Despite numerous sectors of cooperation between Bangladesh and the US, there have been concerns regarding the former country’s state of democracy and human rights during the Sheikh Hasina regime. However, Bangladesh has embarked on a new journey towards democracy and prosperity following the fall of the Hasina regime as the result of a student-led mass uprising in July 2024.
Conversely, the change in the US administration may corner Bangladesh to limit its military ties with China, which supplies most of its defence equipment. During Trump’s first tenure, the US tried to use defence diplomacy to “woo” Bangladesh away from China. The US Secretary of Defence at the time, Mark Esper phoned former Prime Minister Sheikh Hasina, proposing to help modernise Bangladesh’s military by 2030. The US offered Apache attack helicopters and missiles during that time. However, no major arms sales deal was formalised during Trump’s first tenure. Bangladesh abandoned arms purchases from the US due to its stringent policies attached to arms use under the ACSA and GSOMIA agreements.

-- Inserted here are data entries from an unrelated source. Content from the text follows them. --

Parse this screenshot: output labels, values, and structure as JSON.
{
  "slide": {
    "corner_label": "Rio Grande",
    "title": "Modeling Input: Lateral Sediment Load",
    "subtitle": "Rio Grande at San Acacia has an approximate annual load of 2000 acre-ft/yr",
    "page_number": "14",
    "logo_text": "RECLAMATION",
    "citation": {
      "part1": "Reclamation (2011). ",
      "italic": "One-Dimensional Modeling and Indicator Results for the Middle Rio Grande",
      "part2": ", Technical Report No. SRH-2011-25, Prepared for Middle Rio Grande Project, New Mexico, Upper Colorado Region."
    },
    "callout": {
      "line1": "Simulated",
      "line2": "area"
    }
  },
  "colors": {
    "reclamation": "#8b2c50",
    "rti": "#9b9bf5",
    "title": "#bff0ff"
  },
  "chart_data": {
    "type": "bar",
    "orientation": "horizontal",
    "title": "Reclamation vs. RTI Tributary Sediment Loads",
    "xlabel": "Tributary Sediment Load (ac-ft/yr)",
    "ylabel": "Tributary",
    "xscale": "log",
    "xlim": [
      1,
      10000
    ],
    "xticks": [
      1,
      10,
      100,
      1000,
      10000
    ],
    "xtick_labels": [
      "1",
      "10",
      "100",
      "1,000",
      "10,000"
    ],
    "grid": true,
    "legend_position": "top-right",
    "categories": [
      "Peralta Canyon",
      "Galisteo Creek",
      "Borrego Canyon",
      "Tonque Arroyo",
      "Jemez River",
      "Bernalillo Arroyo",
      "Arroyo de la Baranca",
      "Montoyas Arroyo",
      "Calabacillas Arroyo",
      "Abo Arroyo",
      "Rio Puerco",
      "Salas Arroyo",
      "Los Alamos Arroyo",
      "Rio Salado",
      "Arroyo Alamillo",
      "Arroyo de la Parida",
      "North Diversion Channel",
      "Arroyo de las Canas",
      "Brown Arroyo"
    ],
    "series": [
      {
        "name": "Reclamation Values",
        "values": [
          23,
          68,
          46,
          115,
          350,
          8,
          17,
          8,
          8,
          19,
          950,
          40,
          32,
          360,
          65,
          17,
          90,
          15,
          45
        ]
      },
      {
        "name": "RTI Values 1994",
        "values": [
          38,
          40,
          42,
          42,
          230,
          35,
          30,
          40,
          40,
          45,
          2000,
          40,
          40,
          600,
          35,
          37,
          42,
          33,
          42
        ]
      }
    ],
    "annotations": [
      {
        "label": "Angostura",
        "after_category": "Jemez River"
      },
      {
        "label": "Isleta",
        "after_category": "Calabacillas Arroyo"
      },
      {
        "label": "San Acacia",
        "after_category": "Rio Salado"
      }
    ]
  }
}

There is a strong possibility of the revival of talks between the two countries during the second Trump presidency, possibly including the signing of these agreements. However, Bangladesh may not opt for expensive US defence equipment to avoid increasing the burden on its plunging foreign exchange reserves.
The acquisition of two Hamilton-class cutters in 2013 and 2015 and the authorisation of over $14 million in defence articles to Bangladesh through DCS in FY2021 demonstrates the US’s commitment to the military modernisation of Bangladesh. Yet, in the context of Indo-Pacific geopolitics, this defence rapport is palpable to be more complex in the coming days. Bangladesh’s strategic hedging between the US and China has become increasingly precarious. Its hefty reliance on Chinese military equipment could be a ground of contention with the Trump administration, which is likely to be confrontational against China this time.
However, the success of future defence relations will widely depend on how these countries manage the competing priorities. For Bangladesh, upholding strategic autonomy while benefiting from US military cooperation without alienating China is going to be an arduous challenge. For the US, on the other hand, the challenge lies in offering attractive defence partnerships that acknowledge Bangladesh’s strategic concerns and economic constraints.
Kawsar Uddin Mahmud is a researcher at KRF Center for Bangladesh and Global Affairs (CBGA).
Md Sakib Hossain is political and international relations analyst.
Views expressed in the article are the authors’ own.